Malgré un allègement de bonne facture qui va à l’essentiel, le récit se permet aussi d’avoir de l’inédit. En effet, il arrive parfois de voir les événements du point de vue de Miles ou Mary Jane Watson là où le jeu nous le laisse deviner voire nous l’élude. Ces ajouts sont pertinents et montrent que le travail d’adaptation de Dennis « Hopeless » Hallum et Christos Gage a été bien fait en respectant la source originale tout en la rendant digeste pour un lecteur de comics.
Au-delà des différentes couvertures et variantes qui sont souvent des plus sublimes, on retrouve l’illustrateur italien Michele Bandini au dessin des cases. Celui-ci délivre des dessins simples mais efficaces, on y reconnait bien les personnages et environnements du jeu. L’artiste se permet même de reprendre des moment emblématiques de la production Insomniac, à l’image près.
Ce comics sorti au format Hardcover en France a la lourde tache donc de se remémorer les événements du premier jeu sans avoir à revivre les quelques dizaines d’heures derrière le pad, mais à travers une lecture fluide et agréable.
Le Casse de Black Cat
Cette nouvelle série de comics est à nouveau tirée des événements du jeu, mais cette fois-ci l’histoire retrace les événements du Season Pass « La Ville qui ne dort jamais ». La série nommée « The Black Cat Strikes » (ou « Le Casse de Black Cat ») est cette fois éditée et publiée en cinq numéros contre six précédemment. Les différentes quêtes des DLC (« Le casse », « La guerre des gangs » et « Le retour de Silver ») sont aussi adaptées, avec des apparitions de Hammerhead ainsi que Silver Sable.

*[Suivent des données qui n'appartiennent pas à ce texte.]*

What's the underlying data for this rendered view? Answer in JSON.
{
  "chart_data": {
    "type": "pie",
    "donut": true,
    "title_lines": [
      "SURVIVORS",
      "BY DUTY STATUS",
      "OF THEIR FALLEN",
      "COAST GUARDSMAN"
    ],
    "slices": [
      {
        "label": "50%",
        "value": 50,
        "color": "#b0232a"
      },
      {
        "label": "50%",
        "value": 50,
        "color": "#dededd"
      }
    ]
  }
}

Si « City at War » n’avait pas assez de pages pour adapter son histoire, ici c’est l’inverse, les DLC étant bien plus courts que le jeu de base. Néanmoins les moments qui n’impliquent pas Black Cat dans ces DLC sont gommés avec de nombreuses ellipses. Par conséquent, l’implication de Silver Sable est une nouvelle fois difficilement compréhensible ainsi que la conclusion avec Hammerhead qui est pour le moins expédiée. Le but recherché par les auteurs reste de mettre en avant le cœur du récit, à savoir la relation entre Peter et Felicia Hardy (Black Cat).
Cette adaptation a été l’occasion pour Marvel d’ajouter pas mal d’histoires inédites ou simplement évoquées dans le jeu vidéo. Les discussions entre Peter et Felicia font souvent écho à des flashbacks conséquents montrant leur rencontre ainsi que leurs premières aventures. Le comics se permet aussi d’ajouter de la personnalité à Mary Jane dont les sentiments envers Felicia sont ici montrés avec notamment des flashbacks de sa première rupture avec Peter.
A l’écriture, on retrouve à nouveau Dennis Hallum qui a, à nouveau, fait un très bon travail d’adaptation en ajoutant de l’intérêt aux personnages du jeu. Au dessin, on a ici un autre illustrateur italien du nom de Luca Maresca. Celui-ci a un style de dessin très proche de Michele Bandini, passer d’un récit à l’autre ne pose donc aucune difficulté, c’est fluide et peu perceptible pour le lecteur.
Cette série de comics reste par conséquent une adaptation des DLC du jeu qui rend l’histoire bien plus touchante et importante pour Peter et MJ, même si quelques sacrifices ont dû être faits.
Vélocité
La troisième et dernière série de comics tirée de cet univers se nomme « Velocity » ou « Vélocité ». Il s’agit d’une série en 5 numéros tout comme la précédente. Cette fois-ci, l’histoire est totalement inédite et se déroule dans la continuité du Casse de Black Cat, soit après la fin du jeu originel et de son DLC. Spider-Man devra affronter deux nouveaux ennemis qui le mèneront à créer l’emblématique armure « Vélocité » que Peter peut revêtir dans le jeu.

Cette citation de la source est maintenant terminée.